In this case the court had to determine whether it was appropriate to remove the co-executors of an estate and appoint temporary administrators. Typically, a testator will name in his or her last will and testament the person or persons that he or she wants to serve as his or her executor. However, before the nominated executor will have the legal authority to assume the duties of the position, the Surrogate’s Court must approve the nomination and issue letters testamentary. The court will only issue letters to someone who is qualified. Under Surrogate’s Court Procedure Act § 711, upon petition from an interested party, the Surrogate’s Court will suspend, modify, or revoke the authority of the executor if there is evidence that the executor was not qualified for the job, or is no longer qualified.
The decedent, Duke, left an estate valued at $1.2 billion. She names as co-executors her former butler, Laffety and U.S. Trust Company. The Surrogate’s Court was asked to remove the co-executors because they were unfit, because of violation of fiduciary duty, and because of conflicts of interest. The Surrogate’s Court did so and the former co-executors appealed. The Appellate Division affirmed the decision of the Surrogate’s Court.
The Appellate Division concluded that the Surrogate’s Court properly concluded that the Lafferty wasted estate assets by paying himself a significant salary and lavish benefits, even though he was earning a substantial commission for serving as co-executor. There was evidence that he was living at the decedent’s estate and using the property as if it was his own. The court concluded that these activities by Lafferty amounted to self-dealing.
The Surrogate’s Court also found that Lafferty regularly commingled his personal assets with assets of the estate, which is a breach of fiduciary duty.
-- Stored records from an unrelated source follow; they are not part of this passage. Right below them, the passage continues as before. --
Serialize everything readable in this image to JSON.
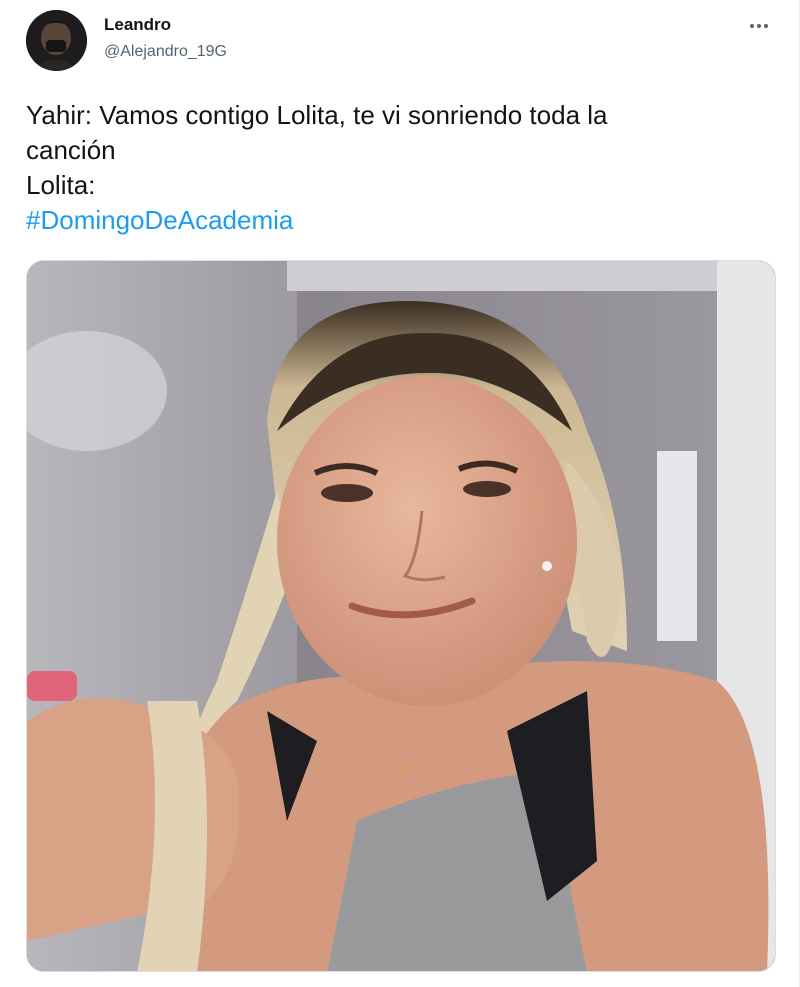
{
  "tweet": {
    "author": {
      "display_name": "Leandro",
      "handle": "@Alejandro_19G",
      "avatar_icon": "user-avatar"
    },
    "more_icon": "more-horizontal-icon",
    "text_lines": [
      "Yahir: Vamos contigo Lolita, te vi sonriendo toda la",
      "canción",
      "Lolita:"
    ],
    "hashtag": "#DomingoDeAcademia",
    "media": {
      "description_icon": "photo-meme",
      "watermark": ""
    }
  },
  "colors": {
    "text": "#0f1419",
    "secondary_text": "#536471",
    "link": "#1d9bf0",
    "border": "#e6ecf0"
  }
}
Further, there was evidence that Lafferty was repeatedly hospitalized for drunkenness, making him unfit to serve as a fiduciary to the estate by reason of drunkenness in accordance with Surrogate’s Court Procedure Act §§ 711(2) and (8).
As for the corporate co-executor, the U.S. Trust Company, the Appellate Division agreed with the Surrogate’s Court that the corporate co-executor created an actual (not theoretical) conflict of interest by loaning Lafferty money for his personal needs. By loaning Lafferty money, the corporate co-executor had an interest in Lafferty continuing to serve as executor so that he can earn commissions that he would use to repay the loans.
Based on these findings, the court concluded that it was appropriate to remove the co-executors and appoint new administrator, because the co-executors are no longer qualified to serve.